The borough president appoints and has the power to remove community board members, all of whom are unsalaried volunteers.
Asked on Monday if McWater is a New York City resident, a spokesperson for Borough President Scott Stringer responded, “This matter is currently under review.”
McWater said he lives on First Ave. between E. Third and Fourth Sts., and even invited The Villager over to verify that he lives there.
“You’re welcome to come over and have a drink with me at my home,” he said.
He said he’s lived at four places in the East Village and Lower East Side since 1989, including E. 11th, Stanton and E. 12th Sts., as well as on First Ave.
As for the Lambertville address, he said, “I do have an address out there — I have a summer home out there.” He added that he has had a summer home since 1996, though not always in Lambertville.
However, McWater wasn’t comfortable with the line of questioning.
“This is the new age of TMZ and all that bulls—,” he said with annoyance. “I live in the city.”
Asked point blank where he files his taxes, he said, “I’m not answering any more questions about this. I can’t believe you’re stooping this low.”
A bit later, he said his taxes are “very complicated.”
Asked how often each week he’s at the Lambertville address, he again said, “I’m not answering any more questions about this.”

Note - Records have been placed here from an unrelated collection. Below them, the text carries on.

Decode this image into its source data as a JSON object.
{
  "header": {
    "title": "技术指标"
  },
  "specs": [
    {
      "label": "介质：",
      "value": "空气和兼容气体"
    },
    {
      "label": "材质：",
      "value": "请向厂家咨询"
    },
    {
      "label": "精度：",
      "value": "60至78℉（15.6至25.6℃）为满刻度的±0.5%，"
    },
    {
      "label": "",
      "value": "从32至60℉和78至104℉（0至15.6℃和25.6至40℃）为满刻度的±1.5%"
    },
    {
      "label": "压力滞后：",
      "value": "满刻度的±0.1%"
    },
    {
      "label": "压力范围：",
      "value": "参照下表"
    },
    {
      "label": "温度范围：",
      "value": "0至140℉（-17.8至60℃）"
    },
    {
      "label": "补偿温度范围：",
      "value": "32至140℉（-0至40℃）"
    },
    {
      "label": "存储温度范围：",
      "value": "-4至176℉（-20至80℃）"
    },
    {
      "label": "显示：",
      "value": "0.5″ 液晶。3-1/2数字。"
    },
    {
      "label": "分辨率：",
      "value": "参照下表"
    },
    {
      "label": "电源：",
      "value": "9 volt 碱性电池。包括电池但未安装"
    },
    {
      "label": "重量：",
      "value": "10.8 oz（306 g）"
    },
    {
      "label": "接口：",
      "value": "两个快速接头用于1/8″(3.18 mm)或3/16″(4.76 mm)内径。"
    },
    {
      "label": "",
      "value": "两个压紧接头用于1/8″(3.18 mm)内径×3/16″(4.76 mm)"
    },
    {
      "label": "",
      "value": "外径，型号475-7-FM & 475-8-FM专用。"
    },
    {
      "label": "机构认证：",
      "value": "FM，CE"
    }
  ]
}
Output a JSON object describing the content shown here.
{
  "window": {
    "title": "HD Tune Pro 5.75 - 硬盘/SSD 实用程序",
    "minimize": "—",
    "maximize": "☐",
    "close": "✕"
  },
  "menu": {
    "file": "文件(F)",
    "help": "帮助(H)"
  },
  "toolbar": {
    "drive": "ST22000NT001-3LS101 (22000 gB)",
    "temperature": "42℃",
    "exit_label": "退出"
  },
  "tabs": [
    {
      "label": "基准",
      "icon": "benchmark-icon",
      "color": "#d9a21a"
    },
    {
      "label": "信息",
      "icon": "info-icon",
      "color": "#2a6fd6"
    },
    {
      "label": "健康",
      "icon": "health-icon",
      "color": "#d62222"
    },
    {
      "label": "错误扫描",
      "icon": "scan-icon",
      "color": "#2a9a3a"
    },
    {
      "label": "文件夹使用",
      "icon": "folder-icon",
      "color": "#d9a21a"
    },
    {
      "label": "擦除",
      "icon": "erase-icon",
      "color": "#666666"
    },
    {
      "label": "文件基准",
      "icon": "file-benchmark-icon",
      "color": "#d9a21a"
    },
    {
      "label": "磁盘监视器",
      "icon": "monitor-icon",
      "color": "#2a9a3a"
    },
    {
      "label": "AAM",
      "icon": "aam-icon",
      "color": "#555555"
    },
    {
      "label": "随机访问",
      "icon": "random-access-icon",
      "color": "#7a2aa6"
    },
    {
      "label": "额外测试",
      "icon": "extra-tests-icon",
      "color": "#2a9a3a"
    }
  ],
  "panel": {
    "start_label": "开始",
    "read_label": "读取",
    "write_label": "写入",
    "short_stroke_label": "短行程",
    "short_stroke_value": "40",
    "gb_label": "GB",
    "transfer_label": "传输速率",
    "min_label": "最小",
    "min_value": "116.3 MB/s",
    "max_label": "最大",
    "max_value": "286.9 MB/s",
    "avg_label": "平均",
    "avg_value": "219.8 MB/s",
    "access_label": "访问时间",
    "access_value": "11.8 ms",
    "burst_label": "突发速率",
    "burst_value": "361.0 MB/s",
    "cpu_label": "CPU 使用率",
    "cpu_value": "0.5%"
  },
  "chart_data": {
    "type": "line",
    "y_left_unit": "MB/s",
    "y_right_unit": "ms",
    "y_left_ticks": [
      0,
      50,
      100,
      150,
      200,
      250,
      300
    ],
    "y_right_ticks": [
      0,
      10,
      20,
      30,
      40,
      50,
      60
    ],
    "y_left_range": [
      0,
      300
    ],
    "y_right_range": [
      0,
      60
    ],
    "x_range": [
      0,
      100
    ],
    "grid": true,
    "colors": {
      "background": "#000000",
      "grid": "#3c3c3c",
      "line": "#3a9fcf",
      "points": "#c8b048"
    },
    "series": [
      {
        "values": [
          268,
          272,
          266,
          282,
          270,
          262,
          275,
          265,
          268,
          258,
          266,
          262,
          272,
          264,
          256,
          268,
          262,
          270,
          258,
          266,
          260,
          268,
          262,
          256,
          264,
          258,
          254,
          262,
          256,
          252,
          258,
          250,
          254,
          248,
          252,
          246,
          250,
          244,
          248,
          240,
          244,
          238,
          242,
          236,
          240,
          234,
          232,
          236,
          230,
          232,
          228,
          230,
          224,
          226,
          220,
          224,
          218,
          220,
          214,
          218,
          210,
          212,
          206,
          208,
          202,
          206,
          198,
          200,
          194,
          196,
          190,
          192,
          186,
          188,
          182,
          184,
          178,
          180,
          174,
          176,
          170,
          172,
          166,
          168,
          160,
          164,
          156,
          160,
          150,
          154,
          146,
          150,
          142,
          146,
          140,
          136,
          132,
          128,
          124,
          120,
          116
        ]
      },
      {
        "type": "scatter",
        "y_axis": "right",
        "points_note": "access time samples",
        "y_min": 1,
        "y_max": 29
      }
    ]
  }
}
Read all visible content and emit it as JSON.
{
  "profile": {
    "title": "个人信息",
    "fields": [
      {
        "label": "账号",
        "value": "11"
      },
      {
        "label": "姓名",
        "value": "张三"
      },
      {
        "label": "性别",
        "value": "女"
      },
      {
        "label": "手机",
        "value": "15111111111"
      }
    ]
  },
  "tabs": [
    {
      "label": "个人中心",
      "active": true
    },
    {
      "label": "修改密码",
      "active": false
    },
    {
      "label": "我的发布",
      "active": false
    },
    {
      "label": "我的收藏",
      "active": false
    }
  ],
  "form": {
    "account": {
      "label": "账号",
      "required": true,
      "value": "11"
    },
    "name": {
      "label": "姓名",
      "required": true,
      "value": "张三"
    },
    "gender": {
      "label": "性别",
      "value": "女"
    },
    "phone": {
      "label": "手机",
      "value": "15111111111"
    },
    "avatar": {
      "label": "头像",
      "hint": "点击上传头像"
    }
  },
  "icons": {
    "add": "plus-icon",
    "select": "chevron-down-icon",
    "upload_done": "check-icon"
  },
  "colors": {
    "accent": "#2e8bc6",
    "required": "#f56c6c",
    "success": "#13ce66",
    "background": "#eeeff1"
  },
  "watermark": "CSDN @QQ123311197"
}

The first phone conversation ended.
McWater then called The Villager back a bit later to say he had decided to resign from the board.
In addition to his work with C.B. 3 on SPURA and the E.V. / L.E.S. rezoning, McWater, wearing another hat — a red baseball cap — is immensely proud of his work with the L.E.S. Gauchos youth baseball program.
“At our peak we had eight teams on the field, 150 kids coached by two former big leaguers, all free,” he said. “I didn’t just run it, I coached it. I coached eight seasons on the field. We went to three N.A.B.F. World Series. One of our players, Jonathan Gonzalez, played in the minor leagues for two years.”
Stomach problems forced McWater to the bench a few years ago and he’s been less active with the team.
As for what’s next for him, his love of sports will be in the mix again. He said he’ll be “managing some fighters — on the Eastern Seaboard, Philly, Atlantic City.” In the early 1990s he also managed boxers, but that was around when his bars were starting to do well, so he got out of the sport.
Though not on the community board, he’ll still be around, he assured.
“I’m not going to retire — I’m not that old,” he said. “It’s not like I’m leaving. I’m involved in my community. I’m not like these single-issue people.”
But it was the single-issue people who, in the end, helped him reach his decision.
“This last controversy is the end,” he said of the flare-up at the Sept. 16 S.L.A. Committee meeting. “I mean, SPURA’s done,” he added.
Originally from Oklahoma, McWater attended New York University, where he studied Third World politics.
“I wanted to be a revolutionary and save the world,” he said.
He has very fond memories of working to help get Margarita Lopez elected to the City Council in 1997, which he said was the birth of his own community activism. Back then, he introduced the candidate around to his many friends — “I knew a lot of people,” he said — to build support for her.
“That was a grassroots campaign. We were in people’s kitchens,” he recalled. “The neighborhood was in such flux, the neighborhood could have gone either way.”
Working on Lopez’s campaign, he said, sparked his passion for public service.
McWater was subsequently appointed by then-Borough President C. Virginia Fields to a special committee to study New York City nightlife, which ultimately led to his getting appointed to C.B. 3 in 2000.
“Margarita awakened the best part of me — the service part,” he said. “This is the thing I was good at.
“I’m probably a mediocre businessman. This will probably be the biggest accomplishment of my life — I mean, SPURA was a $1 billion deal. I’ll never equal that in another realm. I don’t even know how I would. I’m not going to coach big league baseball.
“I like making things happen,” he said. “I like having a vision. It’s like the Gauchos — we were a national power for a few years there, and definitely a city power.”